The Coronavirus Aid, Relief, and Economic Security Act (CARES) Act and the Higher Education Emergency Relief Fund (HEERF) have forced institutions to consider many questions, including:

  • How is your institution monitoring HEERF compliance (e.g., performing audits or reviews during or after the awarding process)?
  • Are the methodology and assumptions used to determine eligible expenses and amounts
    to be awarded to students formally documented and up-to-date?
  • How is your institution tracking the amounts awarded in student emergency financial aid grants, as well as the expenses reimbursed with the institutional component?
  • Has your institution fulfilled all reporting obligations timely, at the required frequency and with all necessary elements included?

Efficiency and controls impacts of remote work environment

Moving to a remote platform, as many universities have, has changed the way that you do business, what your operations look like and the risks that you face on a daily basis. There are several areas in which the switch to a remote environment has proved particularly challenging.

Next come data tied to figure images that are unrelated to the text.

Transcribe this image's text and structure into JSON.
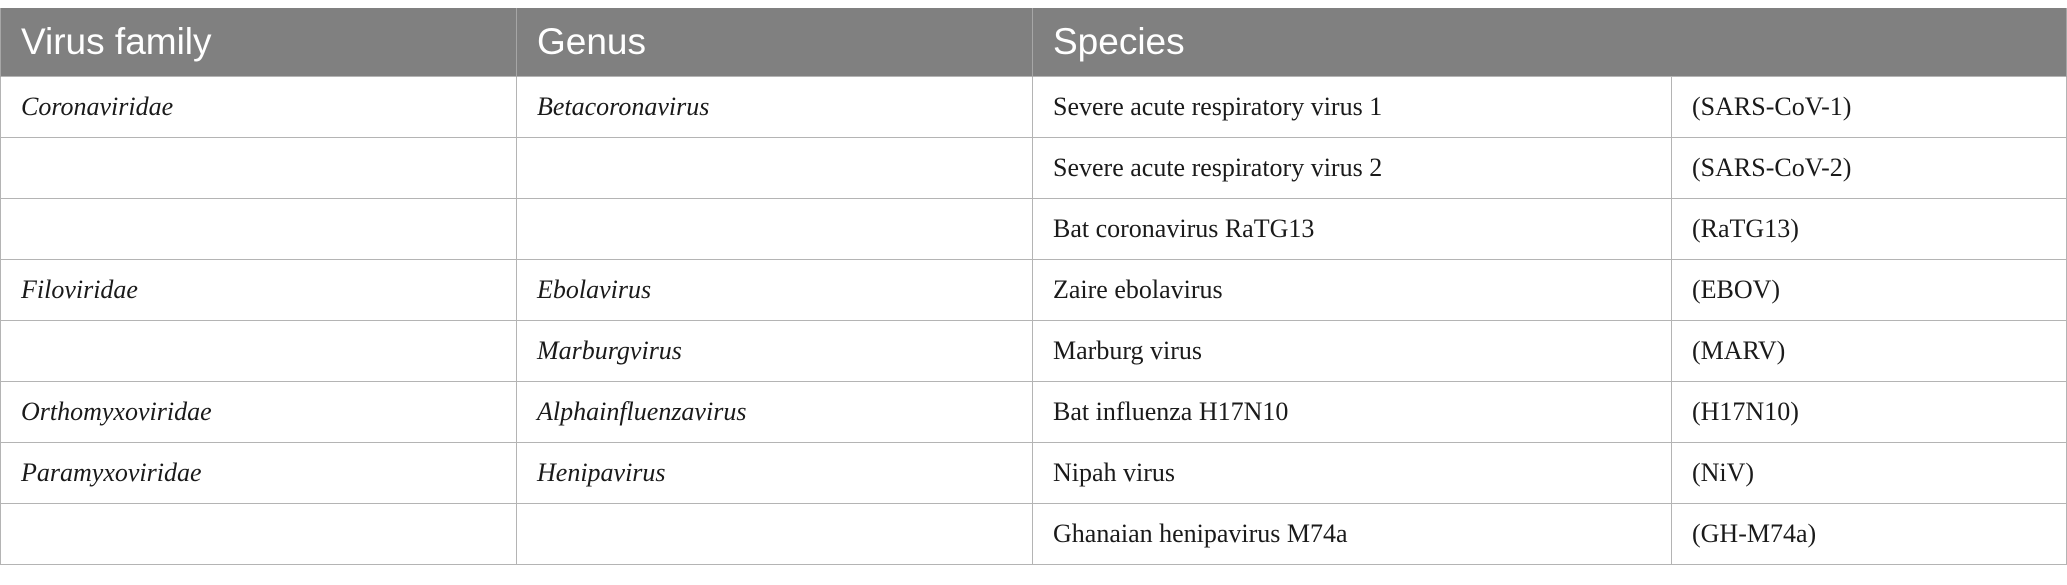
{
  "table": {
    "headers": [
      "Virus family",
      "Genus",
      "Species"
    ],
    "rows": [
      {
        "family": "Coronaviridae",
        "genus": "Betacoronavirus",
        "species": "Severe acute respiratory virus 1",
        "abbr": "(SARS-CoV-1)"
      },
      {
        "family": "",
        "genus": "",
        "species": "Severe acute respiratory virus 2",
        "abbr": "(SARS-CoV-2)"
      },
      {
        "family": "",
        "genus": "",
        "species": "Bat coronavirus RaTG13",
        "abbr": "(RaTG13)"
      },
      {
        "family": "Filoviridae",
        "genus": "Ebolavirus",
        "species": "Zaire ebolavirus",
        "abbr": "(EBOV)"
      },
      {
        "family": "",
        "genus": "Marburgvirus",
        "species": "Marburg virus",
        "abbr": "(MARV)"
      },
      {
        "family": "Orthomyxoviridae",
        "genus": "Alphainfluenzavirus",
        "species": "Bat influenza H17N10",
        "abbr": "(H17N10)"
      },
      {
        "family": "Paramyxoviridae",
        "genus": "Henipavirus",
        "species": "Nipah virus",
        "abbr": "(NiV)"
      },
      {
        "family": "",
        "genus": "",
        "species": "Ghanaian henipavirus M74a",
        "abbr": "(GH-M74a)"
      }
    ]
  },
  "colors": {
    "header_bg": "#808080",
    "header_text": "#ffffff",
    "border": "#b4b4b4"
  }
}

  • Time charging and productivity – Overseeing the time and productivity of remote employees is a complex area. Institutions are doing your best to identify pitfalls and assist employees who are struggling, and to ensure timekeeping practices are flexible but accurate to meet employee needs while ensuring that any commitments (e.g., extramural funding requirements, collective bargaining agreement stipulations) are met.
  • Procurement – If you have switched to a system where goods, such as electronics or office supplies, are now being sent to employees’ home rather than to the workplace, you may face concerns surrounding volume of purchases, appropriateness of charging and logistics of receipts and returns. Some institutions are performing analytics to identify potential “red flags” such as spikes in purchasing and unexpected merchant category codes on procurement cards; these flags can then be investigated to identify specific challenges and/or broadly needed updates to procurement policies and procedures.
  • Automation of processes – Some of what you used to do in person can no longer happen remotely (e.g., physically signing documents). In many cases, institutions have pivoted to more automated practices that actually increase efficiency; however due to swiftness of the change, there are lingering operational and fraud risks in these processes. Some institutions are using this time to perform a detailed fraud risk assessment to identify risks and ensure appropriate mitigating controls are in place.
  • Cybersecurity and privacy concerns – This may be the time to look critically at your internal controls and the associated risks. Ask yourself if the processes you have in place are mitigating the risks to the degree required by the current environment.

The COVID-19 pandemic presents numerous considerations and risks for colleges and universities as the situation evolves. It’s crucial for higher education leaders to continuously monitor and communicate campus activities and adhere to guidelines, while remaining flexible and committed to the institution’s mission.